Relationship between heat / cold factor and LED efficiency

Compared to traditional light bulbs, LED can significantly reduce the electricity consumption of lighting, lighting and improve system efficiency. Although the advantage is significant, but there is a disadvantage: under the same driving current, the junction temperature increase will lead to a decline in light output, this change caused by the decline in light output and efficiency. Energy saving is one of the key selling points of LED.

To compensate for this, designers often use a low current drive more LED method to maintain a reasonable junction temperature. The use of multiple LED has the potential to consume additional power and increase system costs. However, the thermal / cold factor like lED can reduce the impact and improve the performance of the system.

What is the cold / thermal factor

This term describes the junction temperature as a function of the reduced light output, and the industry is not defined as a factor in the. The lower temperature is always 25 DEG C (Shi Wen), but the higher temperature can be any value within the LED limit. In this paper, we define the ratio of heat / cold to the light output at 25 and 100 degrees celsius.

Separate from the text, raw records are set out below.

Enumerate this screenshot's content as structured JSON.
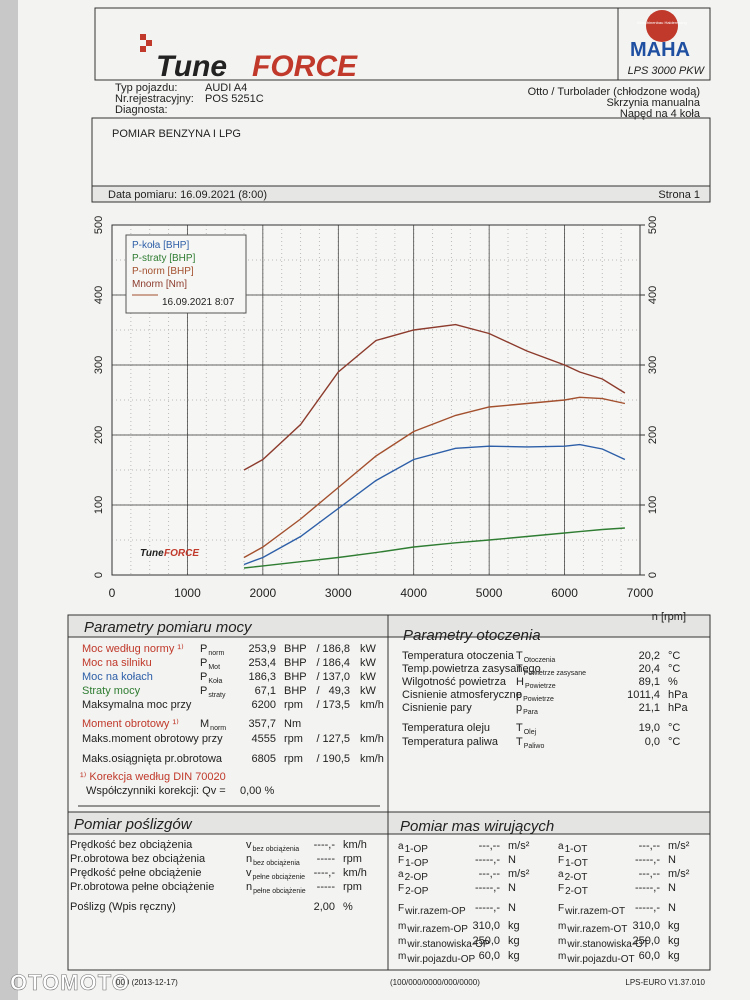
{
  "header": {
    "logo": [
      "Tune",
      "FORCE"
    ],
    "maha_ring": "Maschinenbau Haldenwang",
    "maha": "MAHA",
    "model": "LPS 3000 PKW"
  },
  "vehicle": {
    "left": [
      [
        "Typ pojazdu:",
        "AUDI A4"
      ],
      [
        "Nr.rejestracyjny:",
        "POS 5251C"
      ],
      [
        "Diagnosta:",
        ""
      ]
    ],
    "right": [
      "Otto / Turbolader (chłodzone wodą)",
      "Skrzynia manualna",
      "Napęd na 4 koła"
    ]
  },
  "comment": "POMIAR BENZYNA I LPG",
  "date_line": {
    "date": "Data pomiaru: 16.09.2021 (8:00)",
    "page": "Strona 1"
  },
  "chart_data": {
    "type": "line",
    "x_label": "n [rpm]",
    "legend": "upper left",
    "legend_date": "16.09.2021 8:07",
    "logo": [
      "Tune",
      "FORCE"
    ],
    "grid": true,
    "x": [
      1750,
      2000,
      2500,
      3000,
      3500,
      4000,
      4555,
      5000,
      5500,
      6000,
      6200,
      6500,
      6800
    ],
    "xlim": [
      0,
      7000
    ],
    "xticks": [
      0,
      1000,
      2000,
      3000,
      4000,
      5000,
      6000,
      7000
    ],
    "ylim": [
      0,
      500
    ],
    "yticks": [
      0,
      100,
      200,
      300,
      400,
      500
    ],
    "y2lim": [
      0,
      500
    ],
    "y2ticks": [
      0,
      100,
      200,
      300,
      400,
      500
    ],
    "series": [
      {
        "name": "P-koła [BHP]",
        "color": "#2d5fa8",
        "values": [
          15,
          25,
          55,
          95,
          135,
          165,
          181,
          184,
          183,
          184,
          186.3,
          180,
          165
        ]
      },
      {
        "name": "P-straty [BHP]",
        "color": "#2f7d32",
        "values": [
          10,
          13,
          19,
          25,
          32,
          40,
          46,
          50,
          55,
          60,
          62,
          65,
          67.1
        ]
      },
      {
        "name": "P-norm [BHP]",
        "color": "#a3502e",
        "values": [
          25,
          40,
          80,
          125,
          170,
          205,
          228,
          240,
          245,
          250,
          253.9,
          252,
          245
        ]
      },
      {
        "name": "Mnorm [Nm]",
        "color": "#8c3b2c",
        "values": [
          150,
          165,
          215,
          290,
          335,
          350,
          357.7,
          345,
          320,
          300,
          290,
          280,
          260
        ]
      }
    ]
  },
  "power": {
    "title": "Parametry pomiaru mocy",
    "rows": [
      {
        "color": "#c0392b",
        "cells": [
          "Moc według normy ¹⁾",
          {
            "t": "P",
            "s": "norm"
          },
          "253,9",
          "BHP",
          "/",
          "186,8",
          "kW"
        ]
      },
      {
        "color": "#c0392b",
        "cells": [
          "Moc na silniku",
          {
            "t": "P",
            "s": "Mot"
          },
          "253,4",
          "BHP",
          "/",
          "186,4",
          "kW"
        ]
      },
      {
        "color": "#2d5fa8",
        "cells": [
          "Moc na kołach",
          {
            "t": "P",
            "s": "Koła"
          },
          "186,3",
          "BHP",
          "/",
          "137,0",
          "kW"
        ]
      },
      {
        "color": "#2f7d32",
        "cells": [
          "Straty mocy",
          {
            "t": "P",
            "s": "straty"
          },
          "67,1",
          "BHP",
          "/",
          "49,3",
          "kW"
        ]
      },
      {
        "color": "#222222",
        "cells": [
          "Maksymalna moc przy",
          "",
          "6200",
          "rpm",
          "/",
          "173,5",
          "km/h"
        ]
      },
      {
        "color": "#c0392b",
        "cells": [
          "Moment obrotowy ¹⁾",
          {
            "t": "M",
            "s": "norm"
          },
          "357,7",
          "Nm",
          "",
          "",
          ""
        ]
      },
      {
        "color": "#222222",
        "cells": [
          "Maks.moment obrotowy przy",
          "",
          "4555",
          "rpm",
          "/",
          "127,5",
          "km/h"
        ]
      },
      {
        "color": "#222222",
        "cells": [
          "Maks.osiągnięta pr.obrotowa",
          "",
          "6805",
          "rpm",
          "/",
          "190,5",
          "km/h"
        ]
      }
    ],
    "note1": "¹⁾ Korekcja według DIN 70020",
    "note2": "Współczynniki korekcji: Qv =",
    "note2_value": "0,00 %"
  },
  "environment": {
    "title": "Parametry otoczenia",
    "rows": [
      [
        "Temperatura otoczenia",
        {
          "t": "T",
          "s": "Otoczenia"
        },
        "20,2",
        "°C"
      ],
      [
        "Temp.powietrza zasysanego",
        {
          "t": "T",
          "s": "Powietrze zasysane"
        },
        "20,4",
        "°C"
      ],
      [
        "Wilgotność powietrza",
        {
          "t": "H",
          "s": "Powietrze"
        },
        "89,1",
        "%"
      ],
      [
        "Cisnienie atmosferyczne",
        {
          "t": "p",
          "s": "Powietrze"
        },
        "1011,4",
        "hPa"
      ],
      [
        "Cisnienie pary",
        {
          "t": "p",
          "s": "Para"
        },
        "21,1",
        "hPa"
      ],
      [
        "Temperatura oleju",
        {
          "t": "T",
          "s": "Olej"
        },
        "19,0",
        "°C"
      ],
      [
        "Temperatura paliwa",
        {
          "t": "T",
          "s": "Paliwo"
        },
        "0,0",
        "°C"
      ]
    ]
  },
  "slip": {
    "title": "Pomiar poślizgów",
    "rows": [
      [
        "Prędkość bez obciążenia",
        {
          "t": "v",
          "s": "bez obciążenia"
        },
        "----,-",
        "km/h"
      ],
      [
        "Pr.obrotowa bez obciążenia",
        {
          "t": "n",
          "s": "bez obciążenia"
        },
        "-----",
        "rpm"
      ],
      [
        "Prędkość pełne obciążenie",
        {
          "t": "v",
          "s": "pełne obciążenie"
        },
        "----,-",
        "km/h"
      ],
      [
        "Pr.obrotowa pełne obciążenie",
        {
          "t": "n",
          "s": "pełne obciążenie"
        },
        "-----",
        "rpm"
      ],
      [
        "Poślizg (Wpis ręczny)",
        "",
        "2,00",
        "%"
      ]
    ]
  },
  "masses": {
    "title": "Pomiar mas wirujących",
    "left": [
      [
        {
          "t": "a",
          "s": "1-OP"
        },
        "---,--",
        "m/s²"
      ],
      [
        {
          "t": "F",
          "s": "1-OP"
        },
        "-----,-",
        "N"
      ],
      [
        {
          "t": "a",
          "s": "2-OP"
        },
        "---,--",
        "m/s²"
      ],
      [
        {
          "t": "F",
          "s": "2-OP"
        },
        "-----,-",
        "N"
      ],
      [
        {
          "t": "F",
          "s": "wir.razem-OP"
        },
        "-----,-",
        "N"
      ],
      [
        {
          "t": "m",
          "s": "wir.razem-OP"
        },
        "310,0",
        "kg"
      ],
      [
        {
          "t": "m",
          "s": "wir.stanowiska-OP"
        },
        "250,0",
        "kg"
      ],
      [
        {
          "t": "m",
          "s": "wir.pojazdu-OP"
        },
        "60,0",
        "kg"
      ]
    ],
    "right": [
      [
        {
          "t": "a",
          "s": "1-OT"
        },
        "---,--",
        "m/s²"
      ],
      [
        {
          "t": "F",
          "s": "1-OT"
        },
        "-----,-",
        "N"
      ],
      [
        {
          "t": "a",
          "s": "2-OT"
        },
        "---,--",
        "m/s²"
      ],
      [
        {
          "t": "F",
          "s": "2-OT"
        },
        "-----,-",
        "N"
      ],
      [
        {
          "t": "F",
          "s": "wir.razem-OT"
        },
        "-----,-",
        "N"
      ],
      [
        {
          "t": "m",
          "s": "wir.razem-OT"
        },
        "310,0",
        "kg"
      ],
      [
        {
          "t": "m",
          "s": "wir.stanowiska-OT"
        },
        "250,0",
        "kg"
      ],
      [
        {
          "t": "m",
          "s": "wir.pojazdu-OT"
        },
        "60,0",
        "kg"
      ]
    ]
  },
  "footer": {
    "left": "000 (2013-12-17)",
    "center": "(100/000/0000/000/0000)",
    "right": "LPS-EURO V1.37.010"
  },
  "watermark": "OTOMOTO"
}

Figure 1 shows the relationship between the standard luminous flux and the heat sink temperature. The heat sink temperature is equivalent to the LED junction temperature at very short pulse test conditions.

At 25 DEG C, the standard luminous flux is about 1, at a temperature of 100, so that the cold / heat factor is 0.84., which means that when the heat sink temperature is at, the LED will lose 16% of the luminous flux.

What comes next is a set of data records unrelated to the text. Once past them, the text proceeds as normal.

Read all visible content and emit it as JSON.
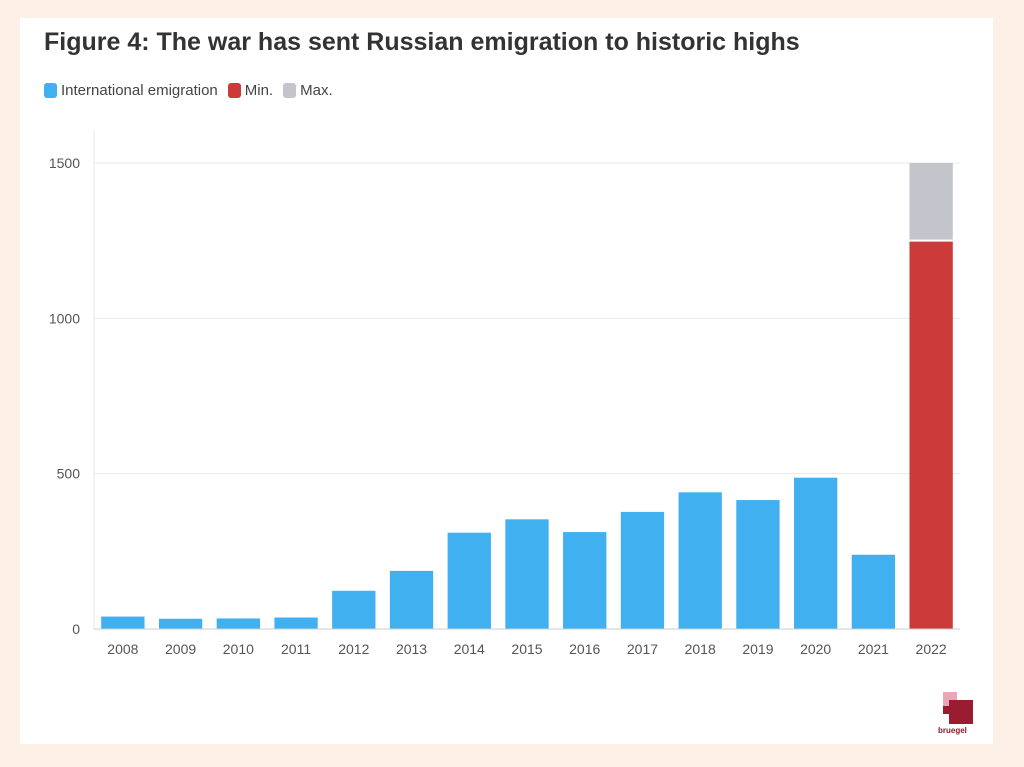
{
  "colors": {
    "emigration": "#40b0f0",
    "min": "#cc3a3a",
    "max": "#c4c4cc",
    "grid": "#e8e8e8",
    "axis_text": "#555555"
  },
  "legend": {
    "items": [
      {
        "label": "International emigration",
        "color": "#40b0f0"
      },
      {
        "label": "Min.",
        "color": "#cc3a3a"
      },
      {
        "label": "Max.",
        "color": "#c4c4cc"
      }
    ]
  },
  "brand": {
    "logo_text": "bruegel"
  },
  "chart_data": {
    "type": "bar",
    "title": "Figure 4: The war has sent Russian emigration to historic highs",
    "xlabel": "",
    "ylabel": "",
    "ylim": [
      0,
      1500
    ],
    "yticks": [
      0,
      500,
      1000,
      1500
    ],
    "grid": true,
    "legend_position": "top-left",
    "categories": [
      "2008",
      "2009",
      "2010",
      "2011",
      "2012",
      "2013",
      "2014",
      "2015",
      "2016",
      "2017",
      "2018",
      "2019",
      "2020",
      "2021",
      "2022"
    ],
    "series": [
      {
        "name": "International emigration",
        "values": [
          40,
          33,
          34,
          37,
          123,
          187,
          310,
          353,
          312,
          377,
          440,
          415,
          487,
          239,
          null
        ]
      },
      {
        "name": "Min.",
        "values": [
          null,
          null,
          null,
          null,
          null,
          null,
          null,
          null,
          null,
          null,
          null,
          null,
          null,
          null,
          1250
        ]
      },
      {
        "name": "Max.",
        "values": [
          null,
          null,
          null,
          null,
          null,
          null,
          null,
          null,
          null,
          null,
          null,
          null,
          null,
          null,
          250
        ]
      }
    ],
    "stacked": true
  }
}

Effect of cold / thermal factor

At first glance, 16% of the LED luminous flux reduction may not affect. However, the problem is serious when considering a lighting device made up of multiple LED. Is composed of 10 LED block with a LED lamp consisting of flashlight, heat / cold impact factor emerged.

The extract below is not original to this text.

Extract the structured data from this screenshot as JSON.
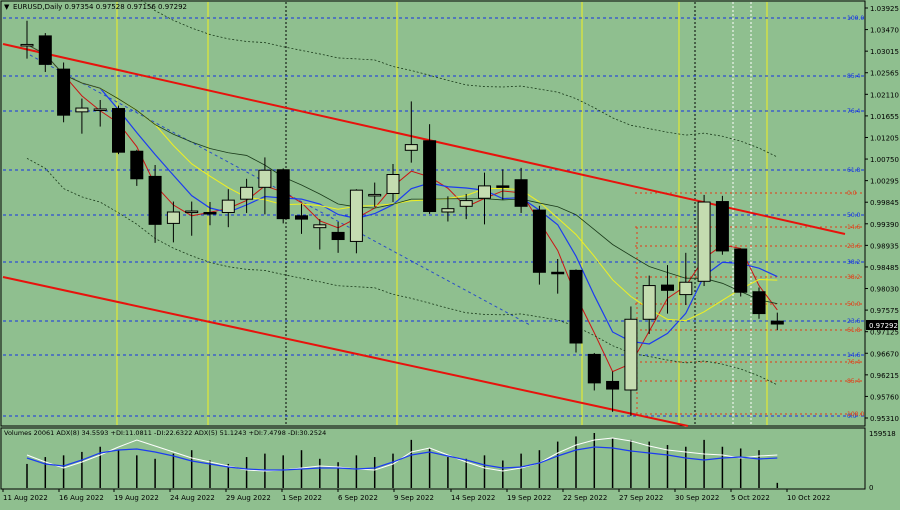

For an ordinary user, the light output of the flashlight 16lm is not a serious impact on its application. However, the light output reduction of 160lm is huge impact on embedded downlight, therefore need to add one or more LED to compensate the loss of light. In this way, embedded downlight overall power consumption and cost will increase. The energy star has strict requirements on the luminous efficiency of LED lamps, so it is difficult to meet these requirements.

Improved cooling / heating factor

The latest LED technology has been developed in the aspects of epitaxial level, phosphor, die attachment and so on.

At present, some of the high power LED on the market has a thermal / cold factor of 0.94. which means that the LED will lose 6% of the standard luminous flux when operating at a temperature of 100.

The improvement of thermal / cooling factor increases the operating temperature range of LED, so that the lighting designer has the opportunity to work at any junction temperature in the LED limit.

performance comparison

In many cases, a lot of LED suppliers will provide a very high light output rate. Lighting designers may be premature to conclude that LED with higher light output in the data sheet will perform better in the real world. But this may be a false conclusion, since all values in the data table are limited to 25 LED junction temperature. The performance of LED in the lighting system must be evaluated at a higher junction temperature. Once you do this, you can pick out a better product in terms of real conditions.